30 novembre 1987 Paru dans le N°114 à la page 39 ( mots)
Rédigé par : B. PRESSOUYRE

Lors de la chloration de l'eau à traiter, le chlore actif, présent sous forme d’un mélange d’acide hypochloreux et d’ions hypochlorites, est exprimé en chlore libre. En présence d'ions ammonium et de produits organiques contenus dans l’eau brute, il y a formation de chloramines minérales et organiques ; le chlore ainsi formé est appelé chlore combiné. Ces composés chlorés formés lors de l’hypochloration peuvent donner à l’eau traitée certaines saveurs et odeurs désagréables. La détermination exacte du chlore libre est donc primordiale pour le contrôle de la désinfection et de la stérilisation de l’eau à l’entrée d’un réseau de distribution.

Cette étude a pour objet de comparer les trois principales méthodes analytiques de laboratoire et de présenter leurs performances.

DETERMINATION IODOMETRIQUE DU CL2 LIBRE

La titration iodométrique en milieu acide (pH 2) est la méthode de base pour la détermination des oxydants totaux (libres + combinés). Ceux-ci réagissent avec l’iodure de potassium pour libérer l’iode, lequel est réduit par une solution de titre connu (N/177,5) de thiosulfate de sodium. Cette méthode n’est applicable au chlore total qu’en l’absence d’autres substances oxydantes : bromamines, iodamines, ozone, iodates, bromates, chromates, dioxyde de chlore, chlorites, nitrites, ions fer III, ions cuivre II, ions manganèse III… ; elle nécessite l'emploi de séquestrants tels que : glycine pour le dosage du chlore total en présence d’ozone et nitrite de sodium pour le dosage du chlore combiné. La glycine a en effet la propriété de se combiner à l’ozone et le nitrite de sodium, quant à lui, réduit le chlore libre.

Emploi de la glycine

L’étude montre que l'utilisation de la glycine à des taux de l’ordre de 100 à 150 mg/l suffit à détruire jusqu’à 1 mg/l d’ozone dans l’eau (figure 1). Cependant, il s’avère que pour un taux minimal de 100 mg/l de glycine, on constate un abattement de 20 % du chlore contenu dans des eaux aux teneurs comprises entre 0,20 et 1,50 mg/l (figure 2).

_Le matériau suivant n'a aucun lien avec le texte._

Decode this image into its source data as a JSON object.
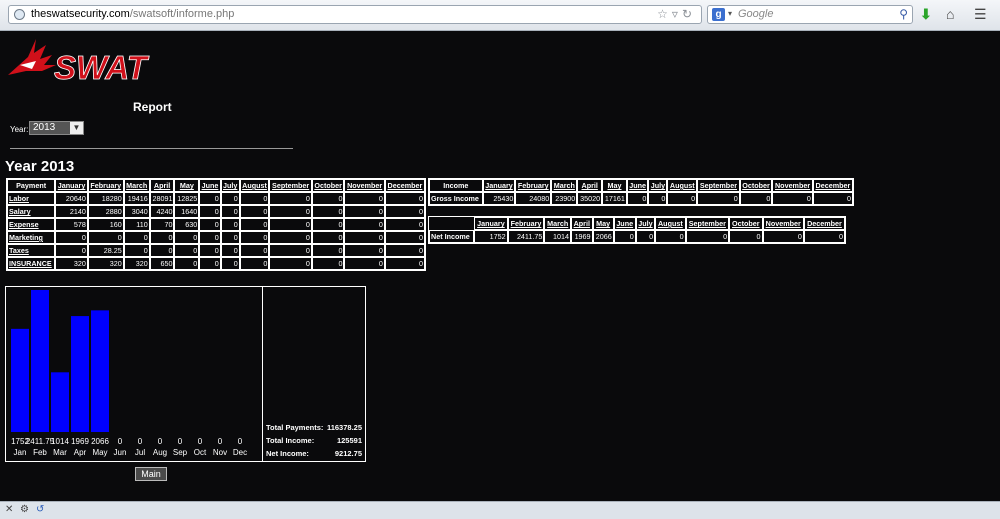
{
  "browser": {
    "url_host": "theswatsecurity.com",
    "url_path": "/swatsoft/informe.php",
    "search_placeholder": "Google"
  },
  "page": {
    "logo_text": "SWAT",
    "report_title": "Report",
    "year_label": "Year:",
    "year_selected": "2013",
    "year_heading": "Year 2013",
    "main_button": "Main"
  },
  "months": [
    "January",
    "February",
    "March",
    "April",
    "May",
    "June",
    "July",
    "August",
    "September",
    "October",
    "November",
    "December"
  ],
  "payments": {
    "header": "Payment",
    "rows": [
      {
        "label": "Labor",
        "values": [
          "20640",
          "18280",
          "19416",
          "28091",
          "12825",
          "0",
          "0",
          "0",
          "0",
          "0",
          "0",
          "0"
        ]
      },
      {
        "label": "Salary",
        "values": [
          "2140",
          "2880",
          "3040",
          "4240",
          "1640",
          "0",
          "0",
          "0",
          "0",
          "0",
          "0",
          "0"
        ]
      },
      {
        "label": "Expense",
        "values": [
          "578",
          "160",
          "110",
          "70",
          "630",
          "0",
          "0",
          "0",
          "0",
          "0",
          "0",
          "0"
        ]
      },
      {
        "label": "Marketing",
        "values": [
          "0",
          "0",
          "0",
          "0",
          "0",
          "0",
          "0",
          "0",
          "0",
          "0",
          "0",
          "0"
        ]
      },
      {
        "label": "Taxes",
        "values": [
          "0",
          "28.25",
          "0",
          "0",
          "0",
          "0",
          "0",
          "0",
          "0",
          "0",
          "0",
          "0"
        ]
      },
      {
        "label": "INSURANCE",
        "values": [
          "320",
          "320",
          "320",
          "650",
          "0",
          "0",
          "0",
          "0",
          "0",
          "0",
          "0",
          "0"
        ]
      }
    ]
  },
  "income": {
    "header": "Income",
    "row_label": "Gross Income",
    "values": [
      "25430",
      "24080",
      "23900",
      "35020",
      "17161",
      "0",
      "0",
      "0",
      "0",
      "0",
      "0",
      "0"
    ]
  },
  "net_income": {
    "row_label": "Net Income",
    "values": [
      "1752",
      "2411.75",
      "1014",
      "1969",
      "2066",
      "0",
      "0",
      "0",
      "0",
      "0",
      "0",
      "0"
    ]
  },
  "chart_data": {
    "type": "bar",
    "categories": [
      "Jan",
      "Feb",
      "Mar",
      "Apr",
      "May",
      "Jun",
      "Jul",
      "Aug",
      "Sep",
      "Oct",
      "Nov",
      "Dec"
    ],
    "values": [
      1752,
      2411.75,
      1014,
      1969,
      2066,
      0,
      0,
      0,
      0,
      0,
      0,
      0
    ],
    "value_labels": [
      "1752",
      "2411.75",
      "1014",
      "1969",
      "2066",
      "0",
      "0",
      "0",
      "0",
      "0",
      "0",
      "0"
    ],
    "bar_color": "#0000ff",
    "title": "",
    "xlabel": "",
    "ylabel": "",
    "grid": false
  },
  "totals": [
    {
      "label": "Total Payments:",
      "value": "116378.25"
    },
    {
      "label": "Total Income:",
      "value": "125591"
    },
    {
      "label": "Net Income:",
      "value": "9212.75"
    }
  ],
  "colors": {
    "logo_red": "#d0101a",
    "background": "#0a0a0c"
  }
}
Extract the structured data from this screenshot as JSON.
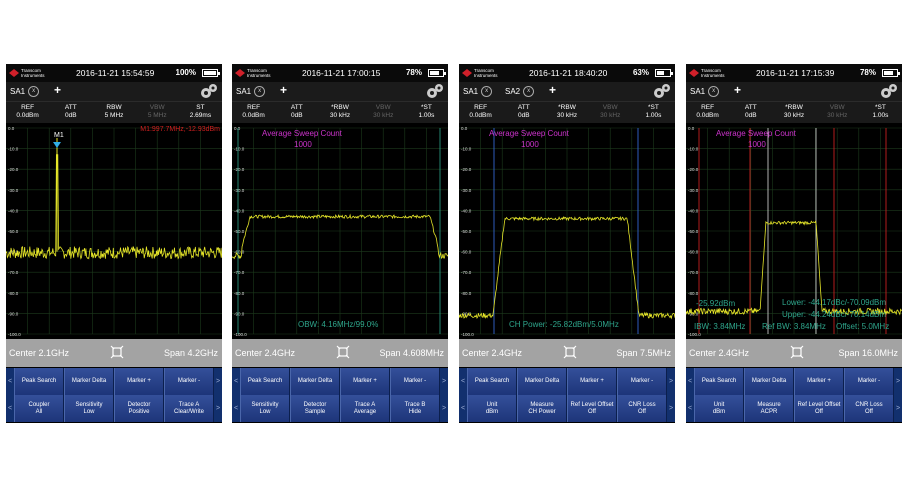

Emploi du nitrite de sodium

Lors de la détermination iodométrique du break-point (point critique d’hypochloration) l’utilisation du nitrite de sodium à un taux de 1 à 2 mg/l met en évidence des valeurs de résiduels de chlore combiné systématiquement inférieures aux valeurs de chlore total trouvées en dessous du break-point (figure 3). Il en résulte qu’un excès de séquestrant détruit une partie du chlore combiné ; la quantité suffisante pour réduire le chlore libre a alors été déterminée à 20 mg/l (voir tableau ci-dessous).

Eau minérale d’Evian dopée par 1 mg/l de chlore actif (eau de Javel)

[NaNO2] mg/l [Cl2 total] mg/l [Cl2 combiné] mg/l [Cl2 libre] mg/l
5 1,00 0,15 0,85
10 1,00 0,10 0,90
20 1,00 0 1,00
50 0,98 0 0,98
100 0,98 0 0,98
500 1,00 0 1,00
1000 1,00 0,10 0,90

Par ailleurs, des essais de dosage de chlore combiné à différents taux de séquestrants (1 mg/l – 1 g/l) ont été effectués sur des eaux sous-chlorées dépourvues de chlore libre ([Cl2 combiné] / [Cl2 total] = 1) et sur des eaux sur-chlorées contenant des teneurs en chlore combiné négligeables ([Cl2 libre] / [Cl2 total] = 1). Il s’avère que pour des taux optima de nitrite de sodium de l’ordre de 20 à 30 mg/l, on observe une erreur systématique de 5 à 10 % sur les résultats, soit :

  • 0,10 à 0,20 mg/l de chlore libre dans une eau sous-chlorée ([Cl2 total] : 0,6 à 1,7 mg/l) ;
  • 0,10 à 0,30 mg/l de chlore combiné dans une eau sur-chlorée ([Cl2 total] : 2 à 6 mg/l).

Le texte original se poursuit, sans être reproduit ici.